I appealed to HMRC immediately, sending them an explanatory letter, with written evidence from the kitchen supplier, and they have said they will decide the appeal by 11 January 2017. The kitchen supplier are also looking at how to refund us the ~£500 VAT they charged us in error. They’ve admitted it was their error, but their accountant is working out how to deal with it.
My mistake, in part, as I didn’t spot that one line in the 40-odd items that made up the kitchen components. It’s now in the hands of HMRC and the kitchen supplier as to whether we get all, or some, of that VAT back.
The moral of this tale is to check, check and check again, before you send your claim in to HMRC. You cannot telephone them or email them to explain things or question anything, as they warn you that attempting to do so will increase the time it takes them to process your claim (my guess is that you go back to the end of the queue if you try and contact them, midway through the process).

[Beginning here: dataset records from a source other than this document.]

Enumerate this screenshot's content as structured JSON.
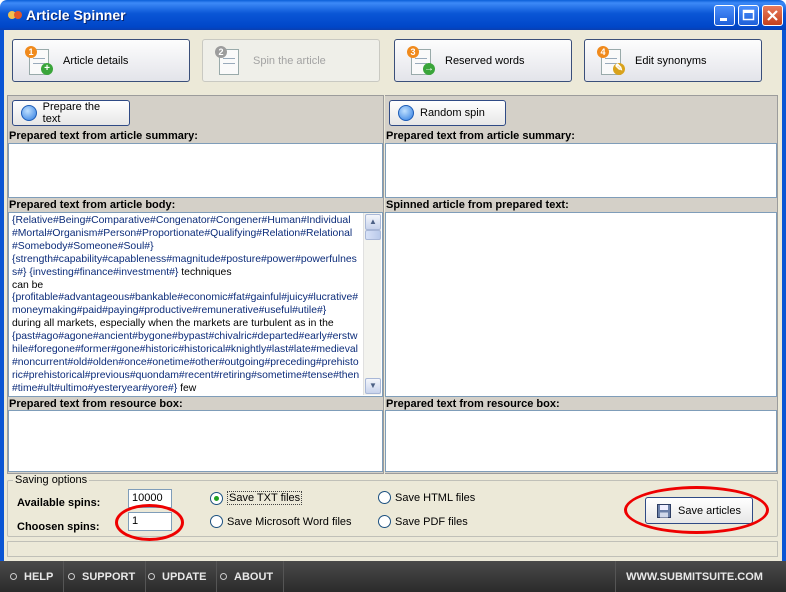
{
  "window": {
    "title": "Article Spinner"
  },
  "steps": [
    {
      "num": "1",
      "label": "Article details"
    },
    {
      "num": "2",
      "label": "Spin the article"
    },
    {
      "num": "3",
      "label": "Reserved words"
    },
    {
      "num": "4",
      "label": "Edit synonyms"
    }
  ],
  "left": {
    "prepare_button": "Prepare the text",
    "summary_label": "Prepared text from article summary:",
    "body_label": "Prepared text from article body:",
    "resource_label": "Prepared text from resource box:",
    "body_lines": [
      {
        "t": "{Relative#Being#Comparative#Congenator#Congener#Human#Individual",
        "s": true
      },
      {
        "t": "#Mortal#Organism#Person#Proportionate#Qualifying#Relation#Relational",
        "s": true
      },
      {
        "t": "#Somebody#Someone#Soul#}",
        "s": true
      },
      {
        "t": "{strength#capability#capableness#magnitude#posture#power#powerfulness#} ",
        "s": true,
        "tail": "{investing#finance#investment#}",
        "tail2": " techniques"
      },
      {
        "t": "can be",
        "s": false
      },
      {
        "t": "{profitable#advantageous#bankable#economic#fat#gainful#juicy#lucrative#moneymaking#paid#paying#productive#remunerative#useful#utile#}",
        "s": true
      },
      {
        "t": "during all markets, especially when the markets are turbulent as in the",
        "s": false
      },
      {
        "t": "{past#ago#agone#ancient#bygone#bypast#chivalric#departed#early#erstwhile#foregone#former#gone#historic#historical#knightly#last#late#medieval#noncurrent#old#olden#once#onetime#other#outgoing#preceding#prehistoric#prehistorical#previous#quondam#recent#retiring#sometime#tense#then#time#ult#ultimo#yesteryear#yore#}",
        "s": true,
        "tail2": " few"
      }
    ]
  },
  "right": {
    "random_button": "Random spin",
    "summary_label": "Prepared text from article summary:",
    "spinned_label": "Spinned article from prepared text:",
    "resource_label": "Prepared text from resource box:"
  },
  "saving": {
    "legend": "Saving options",
    "available_label": "Available spins:",
    "available_value": "10000",
    "chosen_label": "Choosen spins:",
    "chosen_value": "1",
    "opt_txt": "Save TXT files",
    "opt_word": "Save Microsoft Word files",
    "opt_html": "Save HTML files",
    "opt_pdf": "Save PDF files",
    "save_button": "Save articles"
  },
  "footer": {
    "help": "HELP",
    "support": "SUPPORT",
    "update": "UPDATE",
    "about": "ABOUT",
    "site": "WWW.SUBMITSUITE.COM"
  }
}
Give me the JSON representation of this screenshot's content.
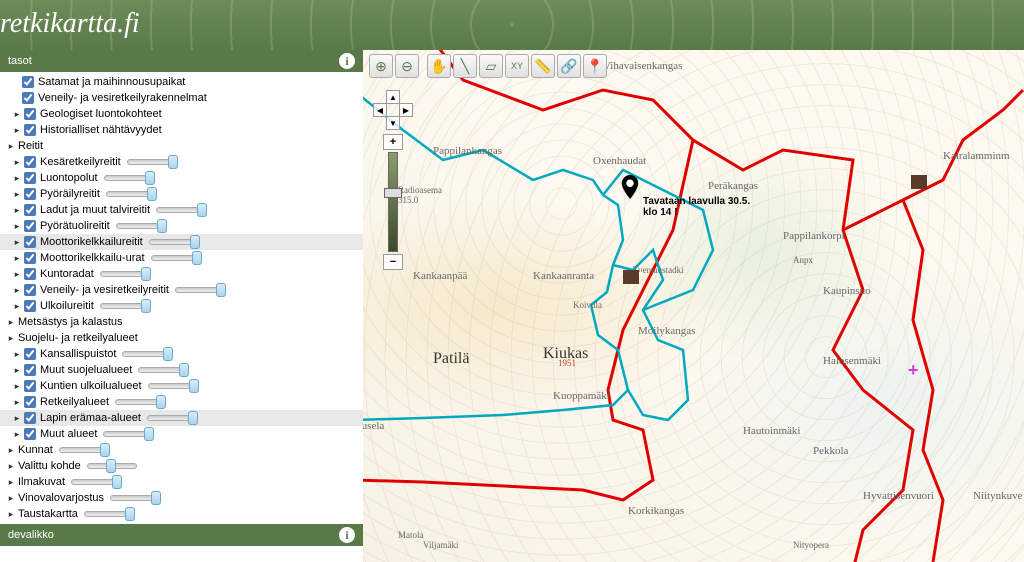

We’re now in the process of getting our old house ready to market, hopefully not long after Christmas, and begin moving in to the new house, as the new furniture arrives (probably late January, early February).
All the house systems have been up and running for the best part of a year now, with a few teething problems, but nevertheless everything generally all works OK. The temperature control is extremely effective. Temperature stability is excellent, no matter what the outside temperature does, with the combination of relatively low mass, relatively high heat capacity, good surface conductivity, high insulation level, good airtightness and heat recovery ventilation and a tiny bit of heat put into the floor every day or two when it’s very cold, working well.
The key is that the house has a high thermal time constant, due primarily to the good insulation, high decrement delay factor and high heat capacity. It proves beyond any doubt whatsoever that mass has sod all to do with maintaining a steady temperature, in fact I think there’s a strong case for advocating that too much mass and too little thermal capacity, could well end up with a less comfortable house. This is, without a doubt, the most comfortable house we’ve lived in ever.
There have been a some changes to some of the systems, in the light of experience, so the next blog entry will focus very much on the house as-built, and this may well mean that some earlier blog entries may no longer represent what actually works. Things evolved as we went along, primarily to do with the hot water system, the heating controls and the water treatment system. For example, I found that controlling the slab temperature was a poor way to keep the house at a constant temperature, even though theory suggested it should be better, so the floor temperature sensing and control was removed and replaced by a much simpler room thermostat, that controls the house temperature far, far better than even the best proportional, weather compensating, floor temperature control I could device ever managed.
More on all this in the next episode.